Frederik and Mathilde Bajer founders of the Association of Danish Neutrality and the Danish Women's Society
In 1882, Fredrik Bajer (1837-1922) founded Foreningen til Danmarks Nevtralisering, the Association of Danish Neutrality, later known as the Danish Peace Association. He nurtured the progressive and almost revolutionary ideal that wars would be replaced by legal disputes, and that violent, military confrontations would become remnants of a remote, barbaric past. In spite of that he supported the political movements in favour of a military answer to the defence of Danish neutrality.
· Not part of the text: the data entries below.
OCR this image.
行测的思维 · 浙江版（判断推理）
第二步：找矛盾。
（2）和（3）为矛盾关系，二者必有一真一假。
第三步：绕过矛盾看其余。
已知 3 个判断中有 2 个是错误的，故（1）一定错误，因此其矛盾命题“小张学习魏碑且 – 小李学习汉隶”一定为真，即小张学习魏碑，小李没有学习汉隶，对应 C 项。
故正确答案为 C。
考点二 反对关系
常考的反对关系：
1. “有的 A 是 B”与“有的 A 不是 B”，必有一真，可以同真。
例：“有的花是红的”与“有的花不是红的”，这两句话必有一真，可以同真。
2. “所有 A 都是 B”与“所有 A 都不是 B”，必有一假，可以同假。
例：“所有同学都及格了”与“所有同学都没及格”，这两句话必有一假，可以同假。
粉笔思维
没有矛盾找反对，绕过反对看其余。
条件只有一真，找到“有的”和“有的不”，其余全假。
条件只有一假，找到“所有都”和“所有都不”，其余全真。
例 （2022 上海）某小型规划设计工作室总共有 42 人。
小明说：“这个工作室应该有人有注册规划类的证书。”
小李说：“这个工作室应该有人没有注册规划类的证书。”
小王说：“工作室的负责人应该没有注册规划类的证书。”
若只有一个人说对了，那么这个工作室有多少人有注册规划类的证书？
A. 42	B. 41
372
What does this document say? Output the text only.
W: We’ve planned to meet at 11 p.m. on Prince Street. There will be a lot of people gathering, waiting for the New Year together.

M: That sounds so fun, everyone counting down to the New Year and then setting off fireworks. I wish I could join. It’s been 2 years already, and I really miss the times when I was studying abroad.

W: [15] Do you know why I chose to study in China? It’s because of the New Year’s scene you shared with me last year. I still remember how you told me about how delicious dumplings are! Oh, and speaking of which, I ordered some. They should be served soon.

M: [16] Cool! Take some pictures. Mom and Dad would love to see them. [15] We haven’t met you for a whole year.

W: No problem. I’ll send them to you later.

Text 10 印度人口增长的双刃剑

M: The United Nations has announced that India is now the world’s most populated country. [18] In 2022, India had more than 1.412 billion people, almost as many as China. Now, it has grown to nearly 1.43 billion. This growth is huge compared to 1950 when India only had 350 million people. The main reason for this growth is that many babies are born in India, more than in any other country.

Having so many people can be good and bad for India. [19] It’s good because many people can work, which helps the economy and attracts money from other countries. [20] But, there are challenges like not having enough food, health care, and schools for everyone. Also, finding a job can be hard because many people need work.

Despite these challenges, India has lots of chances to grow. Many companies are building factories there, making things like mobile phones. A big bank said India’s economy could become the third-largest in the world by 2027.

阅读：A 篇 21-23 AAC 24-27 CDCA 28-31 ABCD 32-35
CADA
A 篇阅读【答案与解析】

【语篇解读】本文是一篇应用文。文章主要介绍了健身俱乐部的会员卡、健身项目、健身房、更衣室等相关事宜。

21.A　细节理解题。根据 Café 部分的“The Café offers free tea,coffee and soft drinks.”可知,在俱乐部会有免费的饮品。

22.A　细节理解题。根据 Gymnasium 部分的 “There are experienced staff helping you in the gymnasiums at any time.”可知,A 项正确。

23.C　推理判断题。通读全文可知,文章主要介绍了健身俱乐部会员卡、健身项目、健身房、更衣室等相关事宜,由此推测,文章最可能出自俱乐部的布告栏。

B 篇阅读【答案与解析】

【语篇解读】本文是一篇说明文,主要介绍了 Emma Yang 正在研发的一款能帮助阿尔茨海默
Mathilde Bajer, Fredrik’s wife and co-founder of the Danish Women’s Society, was also an activist within the peace cause. In 1906 she took the initiative to form the Danish Women’s Peace Association, inspired by the world-famous Austrian writer and pacifist Bertha von Suttner’s visit to Copenhagen.
In 1908 Fredrik Bajer was granted the Nobel Peace Prize, but a few years later the outbreak of World War One brought an end to his dream and he withdrew from his work on peace.
Fredrik Bajer (1837-1922) stiftede i 1882 Foreningen til Danmarks Nevtralisering, senere kaldet Dansk Fredsforening. Bajer havde en fremskridtsoptimistisk og nærmest evolutionær tro på, at krige ville afløses af retslige tvister, og at voldelige, militære konfrontationer hørte en fjern, barbarisk fortid til. Dette til trods støttede han de politiske kræfter, der mente, at Danmark skulle forsvare sin neutralitet militært. Bajers hustru, Matilde Bajer, der var medstifter af Dansk Kvindesamfund, arbejdede også aktivt for fredssagen. Hun tog i 1906 initiativ til Danske Kvinders Fredsforening, foranlediget af den verdensberømte østriger Bertha von Suttners besøg i København. Fredrik Bajer modtog Nobels Fredspris i 1908. Få år efter aflivede 1. Verdenskrigs udbrud Bajers fredsutopi, og han trak sig ud af fredarbejdet.